Dompter mon corps. Tendre les muscles jusqu’à les faire craquer. Plier les orteils, cambrer le pied à l’extrême. Basculer le bassin, dégager les épaules, se sentir tenue par un fil invisible, la colonne vertébrale étirée, les omoplates se rejoignant presque. Ignorer la douleur. Faire comme si elle était dissociée de moi. J’aime ces instants là. A l’extrême limite. Quand les pieds dans les chaussons sont au bord de renoncer, quand la peau devenue trop fragile est sur le point de craquer,que les cloques commencent à se former, que bientôt, ils seront en sang, dans pas longtemps. Sauf que là, rien ne se voit. Quand je danse, plus rien ne compte. Ni la douleur, ni les larmes, ni le sang. J’arrive à sourire, mieux, je suis un sourire. Je ne suis plus que ça. C’est bien après que j’aurai la conscience de mes membres rompus, des ligaments tendus presque jusqu’à la déchirure, de mes orteils douloureux, rouges, gonflés. Rien d’autre ne compte que le mouvement, la musique, l’impression étrange d’être fondue, mêlée à elle, de faire exactement ce qu’il faut au bon moment, les mouvements maintes et maintes fois répètes qui s’enchaînent, comme naturellement.
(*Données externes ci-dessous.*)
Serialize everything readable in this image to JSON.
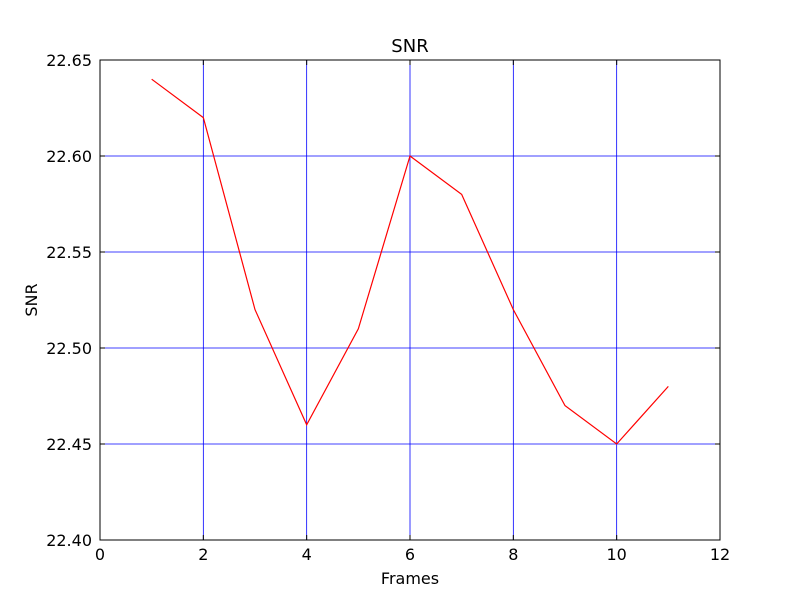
{
  "chart_data": {
    "type": "line",
    "title": "SNR",
    "xlabel": "Frames",
    "ylabel": "SNR",
    "xlim": [
      0,
      12
    ],
    "ylim": [
      22.4,
      22.65
    ],
    "x_ticks": [
      0,
      2,
      4,
      6,
      8,
      10,
      12
    ],
    "x_tick_labels": [
      "0",
      "2",
      "4",
      "6",
      "8",
      "10",
      "12"
    ],
    "y_ticks": [
      22.4,
      22.45,
      22.5,
      22.55,
      22.6,
      22.65
    ],
    "y_tick_labels": [
      "22.40",
      "22.45",
      "22.50",
      "22.55",
      "22.60",
      "22.65"
    ],
    "grid": true,
    "grid_color": "#0000ff",
    "series": [
      {
        "color": "#ff0000",
        "x": [
          1,
          2,
          3,
          4,
          5,
          6,
          7,
          8,
          9,
          10,
          11
        ],
        "y": [
          22.64,
          22.62,
          22.52,
          22.46,
          22.51,
          22.6,
          22.58,
          22.52,
          22.47,
          22.45,
          22.48
        ]
      }
    ]
  }
}
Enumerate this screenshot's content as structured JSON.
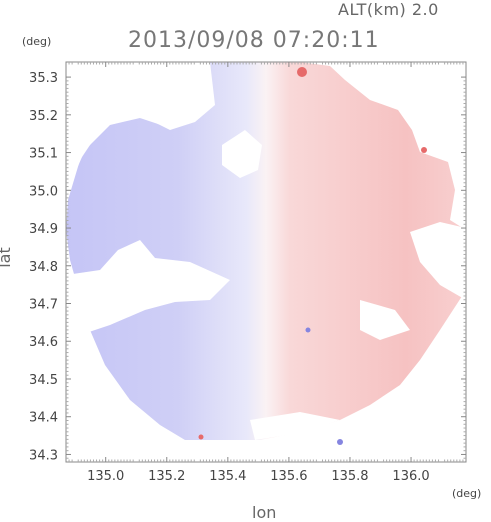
{
  "header": {
    "altitude_label": "ALT(km) 2.0",
    "timestamp": "2013/09/08 07:20:11"
  },
  "axes": {
    "lat_unit": "(deg)",
    "lon_unit": "(deg)",
    "lat_title": "lat",
    "lon_title": "lon",
    "lat_range": [
      34.28,
      35.34
    ],
    "lon_range": [
      134.87,
      136.18
    ],
    "lat_ticks": [
      "35.3",
      "35.2",
      "35.1",
      "35.0",
      "34.9",
      "34.8",
      "34.7",
      "34.6",
      "34.5",
      "34.4",
      "34.3"
    ],
    "lon_ticks": [
      "135.0",
      "135.2",
      "135.4",
      "135.6",
      "135.8",
      "136.0"
    ]
  },
  "colors": {
    "approaching": "#c8c8f5",
    "receding": "#f7c7c7",
    "strong_receding": "#e66a6a",
    "strong_approaching": "#8585e0",
    "frame": "#888888"
  }
}
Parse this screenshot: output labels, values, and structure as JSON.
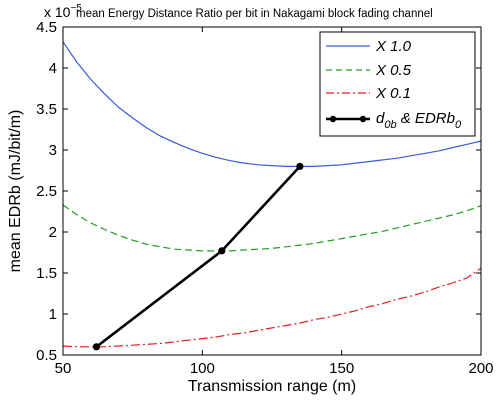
{
  "chart_data": {
    "type": "line",
    "title": "mean Energy Distance Ratio per bit in Nakagami block fading channel",
    "xlabel": "Transmission range (m)",
    "ylabel": "mean EDRb (mJ/bit/m)",
    "y_scale_base": "x 10",
    "y_scale_exponent": "−5",
    "xlim": [
      50,
      200
    ],
    "ylim": [
      0.5,
      4.5
    ],
    "x_ticks": [
      "50",
      "100",
      "150",
      "200"
    ],
    "y_ticks": [
      "0.5",
      "1",
      "1.5",
      "2",
      "2.5",
      "3",
      "3.5",
      "4",
      "4.5"
    ],
    "grid": false,
    "legend_position": "top-right",
    "series": [
      {
        "name": "X 1.0",
        "color": "#3b5bdb",
        "style": "solid",
        "x": [
          50,
          55,
          60,
          65,
          70,
          75,
          80,
          85,
          90,
          95,
          100,
          105,
          110,
          115,
          120,
          125,
          130,
          135,
          140,
          145,
          150,
          155,
          160,
          165,
          170,
          175,
          180,
          185,
          190,
          195,
          200
        ],
        "y": [
          4.32,
          4.07,
          3.86,
          3.68,
          3.52,
          3.39,
          3.27,
          3.17,
          3.09,
          3.02,
          2.96,
          2.91,
          2.87,
          2.84,
          2.82,
          2.81,
          2.8,
          2.8,
          2.8,
          2.81,
          2.82,
          2.84,
          2.86,
          2.88,
          2.9,
          2.93,
          2.96,
          2.99,
          3.03,
          3.07,
          3.11
        ]
      },
      {
        "name": "X 0.5",
        "color": "#22a022",
        "style": "dashed",
        "x": [
          50,
          55,
          60,
          65,
          70,
          75,
          80,
          85,
          90,
          95,
          100,
          105,
          110,
          115,
          120,
          125,
          130,
          135,
          140,
          145,
          150,
          155,
          160,
          165,
          170,
          175,
          180,
          185,
          190,
          195,
          200
        ],
        "y": [
          2.33,
          2.21,
          2.11,
          2.03,
          1.96,
          1.9,
          1.85,
          1.82,
          1.79,
          1.78,
          1.77,
          1.77,
          1.77,
          1.78,
          1.79,
          1.8,
          1.82,
          1.84,
          1.86,
          1.89,
          1.92,
          1.95,
          1.98,
          2.01,
          2.05,
          2.09,
          2.13,
          2.17,
          2.21,
          2.26,
          2.32
        ]
      },
      {
        "name": "X 0.1",
        "color": "#e02020",
        "style": "dashdot",
        "x": [
          50,
          55,
          60,
          65,
          70,
          75,
          80,
          85,
          90,
          95,
          100,
          105,
          110,
          115,
          120,
          125,
          130,
          135,
          140,
          145,
          150,
          155,
          160,
          165,
          170,
          175,
          180,
          185,
          190,
          195,
          200
        ],
        "y": [
          0.61,
          0.6,
          0.6,
          0.6,
          0.61,
          0.62,
          0.63,
          0.64,
          0.66,
          0.68,
          0.7,
          0.72,
          0.75,
          0.77,
          0.8,
          0.83,
          0.86,
          0.89,
          0.93,
          0.96,
          1.0,
          1.04,
          1.09,
          1.13,
          1.18,
          1.22,
          1.27,
          1.33,
          1.38,
          1.44,
          1.56
        ]
      },
      {
        "name": "d",
        "name_subscript": "0b",
        "name_suffix": " & EDRb",
        "name_suffix_subscript": "0",
        "color": "#000000",
        "style": "solid-markers",
        "x": [
          62,
          107,
          135
        ],
        "y": [
          0.6,
          1.77,
          2.8
        ]
      }
    ]
  }
}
Depuis quelques années maintenant, c’est une discipline régulière, au départ une heure par semaine, puis de plus en plus. C’est une des seules autorités que je supporte sans me plaindre. Mieux que je revendique. J’aime cet enfermement du corps. J’aime être poussée aux limites. Finalement c’est ce qui me libère. Alors, j’y souscris, sans réfléchir. Exercices à la barre, assouplissements, entrechats, enchaînements compliqués, pirouettes, je fais ce qu’on me dit. Je tente de reproduire les indications du professeur. J’observe la fille dans le miroir, en face de moi. Mademoiselle S n’est pas la plus douée de sa classe, mais elle travaille. Elle n’a pas le coup de pied de la danseuse, mais elle travaille. Elle n’est pas souple, mais elle travaille. Mademoiselle S est une besogneuse. Du genre à apprendre non seulement ses chorégraphies, mais aussi celles du groupe d’après. Mademoiselle S pourrait reste des heures, les genoux entre les mains, dans le fond de la salle, à regarder les grandes, et aussi, les garçons. Rares. Précieux donc. Un pas de deux, l’approche des danseurs, lascive, précise. Des mains qui glissent sur une taille, des regards qui se croisent, des jambes qui accordent leurs mouvements, puis d’un seul coup, elle s’élève dans les airs. Elle est une plume, il en fait ce qu’il veut. Elle rayonne. Leurs visages concentrés à la répétition, parfois contrariés par un accroc dans le plancher, ou une petite erreur de placement, s’illumineront totalement au moment du spectacle. Ils seront beaux, amoureux, souffrant, se déchirant, se retrouvant, se haïssant, se perdant, se damnant l’un pour l’autre. Sans parler. Magie des corps qui seuls communiquent. Théâtre des émotions sans paroles.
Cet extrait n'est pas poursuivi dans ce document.